3- The Veil of Ignorance, by Rawls
Behind the Veil of Ignorance, you do not know who you are. You are ignorant of your gender, nationality, age, ethnicity, economic status, and social status. You do not know if you have children or not, whether you are strong, intelligent, ill, crippled, or any other self-identifying element. From this position of self-ignorance, construct the society you will live in. Remember, you could be anyone in this society. What does your society look like?
Rawls (argued that since you do not know who you are, you cannot recommend policies that benefit yourself at the expense of others. Your most rational option is to construct a society that offers the most mutual benefits and rejects policies that discriminate. You should maximize freedom and advantages while minimizing harm for everyone, so even if you end up being on the lowest rung of society you will still have a good life.
Rawls used this thought experiment for domestic policy, however, others have applied it to the international arena (Kalashnik, 2025). Like the original thought experiment, you go behind the veil of ignorance, but this time you are a world leader and it is your job to construct an international system. The catch is that you do not know which country you are the leader of and other leaders must agree with your proposal.
Were you able to shed your biases and give equal consideration to the needs and concerns of all countries? If so, how do you know the needs of countries you are not familiar with? Are you able to judge what is good, just, or fair without relying on your cultural, religious, or experiential knowledge (Davies, 2018)? Are your definitions of ‘good’ and ‘justice’ universal?
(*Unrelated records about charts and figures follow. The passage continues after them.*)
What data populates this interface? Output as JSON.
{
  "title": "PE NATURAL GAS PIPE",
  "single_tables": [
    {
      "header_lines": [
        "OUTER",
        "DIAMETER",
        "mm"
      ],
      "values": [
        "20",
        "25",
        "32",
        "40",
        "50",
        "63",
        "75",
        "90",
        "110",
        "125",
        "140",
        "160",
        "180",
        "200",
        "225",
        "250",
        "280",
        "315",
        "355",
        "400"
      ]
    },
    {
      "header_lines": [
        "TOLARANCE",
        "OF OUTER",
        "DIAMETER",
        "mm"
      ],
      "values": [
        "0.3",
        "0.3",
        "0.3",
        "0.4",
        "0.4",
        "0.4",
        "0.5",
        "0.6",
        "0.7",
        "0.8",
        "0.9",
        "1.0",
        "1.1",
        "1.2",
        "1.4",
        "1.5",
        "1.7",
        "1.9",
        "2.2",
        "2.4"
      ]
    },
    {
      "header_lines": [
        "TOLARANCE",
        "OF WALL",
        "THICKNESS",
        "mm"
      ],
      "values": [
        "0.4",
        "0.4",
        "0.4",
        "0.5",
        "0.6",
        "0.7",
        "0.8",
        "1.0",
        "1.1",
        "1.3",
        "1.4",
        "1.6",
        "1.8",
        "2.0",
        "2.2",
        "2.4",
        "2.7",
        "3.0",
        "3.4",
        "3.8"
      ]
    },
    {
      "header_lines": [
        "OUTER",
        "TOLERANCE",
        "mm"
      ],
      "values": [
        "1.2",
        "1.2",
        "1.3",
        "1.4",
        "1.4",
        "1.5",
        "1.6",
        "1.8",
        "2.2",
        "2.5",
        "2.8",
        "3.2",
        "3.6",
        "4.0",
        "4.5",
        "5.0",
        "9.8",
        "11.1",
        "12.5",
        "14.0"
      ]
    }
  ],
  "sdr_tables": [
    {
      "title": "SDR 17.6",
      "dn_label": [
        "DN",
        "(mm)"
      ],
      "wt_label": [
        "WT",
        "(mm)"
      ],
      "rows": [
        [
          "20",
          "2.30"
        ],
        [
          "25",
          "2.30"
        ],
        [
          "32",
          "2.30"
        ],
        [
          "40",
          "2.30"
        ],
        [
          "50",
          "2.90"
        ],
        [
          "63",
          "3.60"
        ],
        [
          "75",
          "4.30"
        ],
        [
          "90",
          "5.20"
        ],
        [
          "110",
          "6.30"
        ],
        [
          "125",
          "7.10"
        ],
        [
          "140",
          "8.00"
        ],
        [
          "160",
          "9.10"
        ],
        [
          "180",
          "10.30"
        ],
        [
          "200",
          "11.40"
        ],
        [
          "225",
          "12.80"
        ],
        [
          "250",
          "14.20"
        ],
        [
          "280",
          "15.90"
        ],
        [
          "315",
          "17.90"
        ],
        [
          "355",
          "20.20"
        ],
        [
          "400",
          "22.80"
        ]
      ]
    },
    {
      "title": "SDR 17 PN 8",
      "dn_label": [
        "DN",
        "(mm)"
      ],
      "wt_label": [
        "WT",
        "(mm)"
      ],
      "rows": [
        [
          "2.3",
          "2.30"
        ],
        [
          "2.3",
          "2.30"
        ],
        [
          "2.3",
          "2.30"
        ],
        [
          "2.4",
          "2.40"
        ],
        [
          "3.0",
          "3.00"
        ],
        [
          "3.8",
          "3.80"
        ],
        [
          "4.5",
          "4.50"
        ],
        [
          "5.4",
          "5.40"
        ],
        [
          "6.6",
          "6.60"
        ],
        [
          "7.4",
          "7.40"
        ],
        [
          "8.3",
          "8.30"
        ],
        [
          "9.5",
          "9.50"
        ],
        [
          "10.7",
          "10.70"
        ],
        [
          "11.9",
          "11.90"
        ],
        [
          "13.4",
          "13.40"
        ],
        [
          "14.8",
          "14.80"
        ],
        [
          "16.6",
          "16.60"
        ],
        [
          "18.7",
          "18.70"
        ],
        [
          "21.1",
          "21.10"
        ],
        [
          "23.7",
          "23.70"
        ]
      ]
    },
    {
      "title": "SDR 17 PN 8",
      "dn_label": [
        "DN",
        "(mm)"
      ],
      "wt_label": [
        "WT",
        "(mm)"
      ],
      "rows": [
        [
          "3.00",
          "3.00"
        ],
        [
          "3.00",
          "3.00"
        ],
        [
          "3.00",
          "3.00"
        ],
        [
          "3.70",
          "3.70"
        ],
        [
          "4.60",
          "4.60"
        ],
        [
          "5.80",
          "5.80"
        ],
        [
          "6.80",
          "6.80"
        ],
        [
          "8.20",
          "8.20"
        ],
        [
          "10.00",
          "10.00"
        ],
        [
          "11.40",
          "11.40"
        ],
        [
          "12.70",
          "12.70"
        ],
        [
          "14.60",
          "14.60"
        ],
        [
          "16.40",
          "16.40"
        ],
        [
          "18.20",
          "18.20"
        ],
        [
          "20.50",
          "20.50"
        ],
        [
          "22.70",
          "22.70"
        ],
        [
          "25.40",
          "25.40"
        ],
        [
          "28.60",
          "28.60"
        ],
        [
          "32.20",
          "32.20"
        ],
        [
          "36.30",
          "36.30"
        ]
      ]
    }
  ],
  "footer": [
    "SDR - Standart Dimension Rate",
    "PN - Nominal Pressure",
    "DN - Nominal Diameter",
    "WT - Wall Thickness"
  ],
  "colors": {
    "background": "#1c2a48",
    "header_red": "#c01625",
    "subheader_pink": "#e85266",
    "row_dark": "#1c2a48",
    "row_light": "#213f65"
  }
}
If our understanding of ‘good’ and our knowledge of needs are limited to our own perception, is diverse representation a requirement in constructing just or fair policies?
Conclusion
Whether these thought experiments resonated with you or reaffirmed why you hate philosophy, their value lies in challenging our preconceived notions. Too often, complicated, nuanced issues are allowed to be flattened by rhetoric and turned into an easily digestible, binary choice that comes down to ‘us’ or ‘them.’ Using thought experiments to reassess politically loaded issues, enables us to side-step the rhetoric and examine the foundational principles underneath our political positions. In doing so, we can find where our real agreements and disagreements lay. Then we can pursue managing fault lines with science, research, reason, or compromise. Through this process, thought experiments may aid us in building consensus around international and domestic political practices. All of that to say, politics affects all of us in almost every aspect of our lives, we should not leave the best tools of the field to academics.